The followers of this religion are called ‘Jains’. There are two main sects in Jainism: Shvetambara Jains (clothed in white) and Digambara Jains (Skyclad). There are some ideological differences that exist between the two sects but, fundamentally, there are many similarities as they share the same roots. Both the sects believe in twenty-four Jain Tirthankaras¹. The ethical and philosophical teachings of the Tirthankaras play a pivotal role in Jainism. These canonical teachings are passed on from one generation to the other through written texts as well as oral discourse. These written texts (manuscripts) are donated in Jain ‘Shastra-Bhandaras’ (Temple Repositories). This practice (known as ‘Shastra-dan’) is encouraged in the Jain tradition and is considered an act of religious merit. Among the two sects, the Shvetambaras seem to have been more involved in the manuscript writing activity than the Digambaras (Doshi, 1995).

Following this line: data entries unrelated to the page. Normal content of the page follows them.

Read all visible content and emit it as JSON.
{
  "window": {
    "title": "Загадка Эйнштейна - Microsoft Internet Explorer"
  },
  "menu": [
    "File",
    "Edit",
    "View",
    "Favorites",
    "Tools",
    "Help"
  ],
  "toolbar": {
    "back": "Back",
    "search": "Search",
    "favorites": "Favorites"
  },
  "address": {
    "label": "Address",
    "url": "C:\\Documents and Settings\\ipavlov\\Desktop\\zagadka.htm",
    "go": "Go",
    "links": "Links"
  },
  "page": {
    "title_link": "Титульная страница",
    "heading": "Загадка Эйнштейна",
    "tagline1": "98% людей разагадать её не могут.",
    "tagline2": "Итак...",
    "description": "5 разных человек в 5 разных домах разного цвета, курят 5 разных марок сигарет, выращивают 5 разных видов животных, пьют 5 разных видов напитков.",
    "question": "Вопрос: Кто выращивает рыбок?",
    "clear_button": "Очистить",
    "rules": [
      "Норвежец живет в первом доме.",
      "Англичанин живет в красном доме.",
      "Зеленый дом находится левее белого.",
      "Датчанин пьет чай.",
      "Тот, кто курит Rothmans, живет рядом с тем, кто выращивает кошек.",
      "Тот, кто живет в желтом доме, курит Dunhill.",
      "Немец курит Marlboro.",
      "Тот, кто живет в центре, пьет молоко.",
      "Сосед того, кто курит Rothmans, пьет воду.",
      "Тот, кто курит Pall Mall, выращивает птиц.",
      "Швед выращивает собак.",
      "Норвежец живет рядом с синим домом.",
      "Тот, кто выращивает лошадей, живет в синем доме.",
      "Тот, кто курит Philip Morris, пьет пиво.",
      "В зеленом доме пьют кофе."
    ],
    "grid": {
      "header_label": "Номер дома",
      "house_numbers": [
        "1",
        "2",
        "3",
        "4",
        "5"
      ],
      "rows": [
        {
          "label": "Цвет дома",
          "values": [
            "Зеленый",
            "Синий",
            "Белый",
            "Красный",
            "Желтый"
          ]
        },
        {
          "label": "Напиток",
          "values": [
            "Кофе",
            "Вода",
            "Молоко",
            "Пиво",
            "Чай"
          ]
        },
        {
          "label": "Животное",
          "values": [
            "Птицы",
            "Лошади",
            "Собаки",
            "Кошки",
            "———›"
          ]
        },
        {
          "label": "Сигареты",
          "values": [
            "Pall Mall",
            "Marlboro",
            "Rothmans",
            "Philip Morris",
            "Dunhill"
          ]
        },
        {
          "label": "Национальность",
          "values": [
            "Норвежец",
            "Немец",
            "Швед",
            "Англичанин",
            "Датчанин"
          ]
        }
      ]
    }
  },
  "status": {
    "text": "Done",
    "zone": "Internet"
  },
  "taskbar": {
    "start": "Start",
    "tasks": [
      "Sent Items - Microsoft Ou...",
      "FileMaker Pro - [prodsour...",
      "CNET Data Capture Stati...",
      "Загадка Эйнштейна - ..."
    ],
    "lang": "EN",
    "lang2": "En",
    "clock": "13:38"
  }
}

Image - 01: Kalpa-Sutra Manuscript.
(Image Link: Kalpa-Sutra – Section on Mahavira.
Image Source: ©Jainpedia 2014, Image copyright: The Jain universe online at www.jainpedia.org. Creative Commons Public Domain.)

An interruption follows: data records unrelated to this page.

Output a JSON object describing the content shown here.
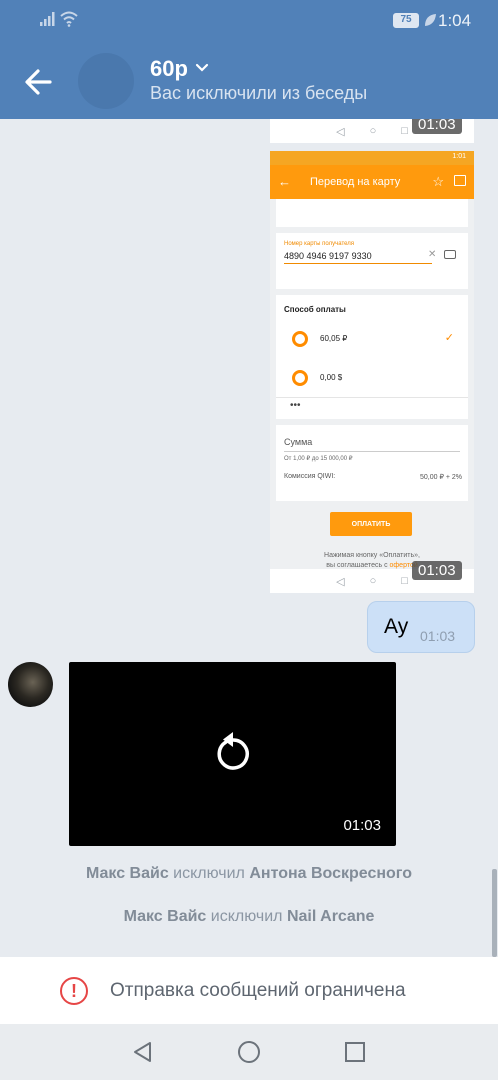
{
  "status_bar": {
    "battery": "75",
    "time": "1:04"
  },
  "header": {
    "title": "60р",
    "subtitle": "Вас исключили из беседы"
  },
  "messages": {
    "shot1_time": "01:03",
    "shot2_time": "01:03",
    "screenshot": {
      "appbar_title": "Перевод на карту",
      "card_label": "Номер карты получателя",
      "card_number": "4890 4946 9197 9330",
      "payment_title": "Способ оплаты",
      "option1": "60,05 ₽",
      "option2": "0,00 $",
      "dots": "•••",
      "sum_label": "Сумма",
      "sum_hint": "От 1,00 ₽ до 15 000,00 ₽",
      "fee_label": "Комиссия QIWI:",
      "fee_value": "50,00 ₽ + 2%",
      "pay_button": "ОПЛАТИТЬ",
      "note_line1": "Нажимая кнопку «Оплатить»,",
      "note_line2": "вы соглашаетесь с ",
      "note_link": "офертой",
      "status_time": "1:01"
    },
    "my_text": "Ау",
    "my_time": "01:03",
    "video_time": "01:03"
  },
  "system": [
    {
      "actor": "Макс Вайс",
      "verb": "исключил",
      "target": "Антона Воскресного"
    },
    {
      "actor": "Макс Вайс",
      "verb": "исключил",
      "target": "Nail Arcane"
    }
  ],
  "restricted": {
    "text": "Отправка сообщений ограничена"
  },
  "colors": {
    "header": "#5181b8",
    "accent": "#ff9a0d",
    "warning": "#e64646"
  }
}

Of these written texts, the Kalpa-Sutra written by Bhadrabahu (around 4th-5th century BCE), is an extremely important and highly worshipped text of the Shvetambara Jains. This text is also known to be the oldest extant text within the Jain tradition. It primarily deals with the rules and code of conduct for ascetics during the rainy season, and also describes the lives of the 24 Tirthankaras. It is the most frequently illustrated text of the Shvetambara Jains, and most of these illustrations correspond to verses in the text. These sutras² are recited by Jain monks and devotees during the holy month of Paryushana. The sutras are written by a scribe called a ‘Lahiya’ (લહિયા/लहिया). These manuscripts are well known for their beautiful illustrations, unique text layouts and distinct calligraphic styles. They are finely illuminated with natural pigment colours and often with gold and silver and hence have a high artistic value.
¹A Tirthankara is an omniscient teacher who preaches the dharma (righteous path) (Wikipedia 2016).
²A Sutra refers to a short or concise technical sentence used as a memorial rule.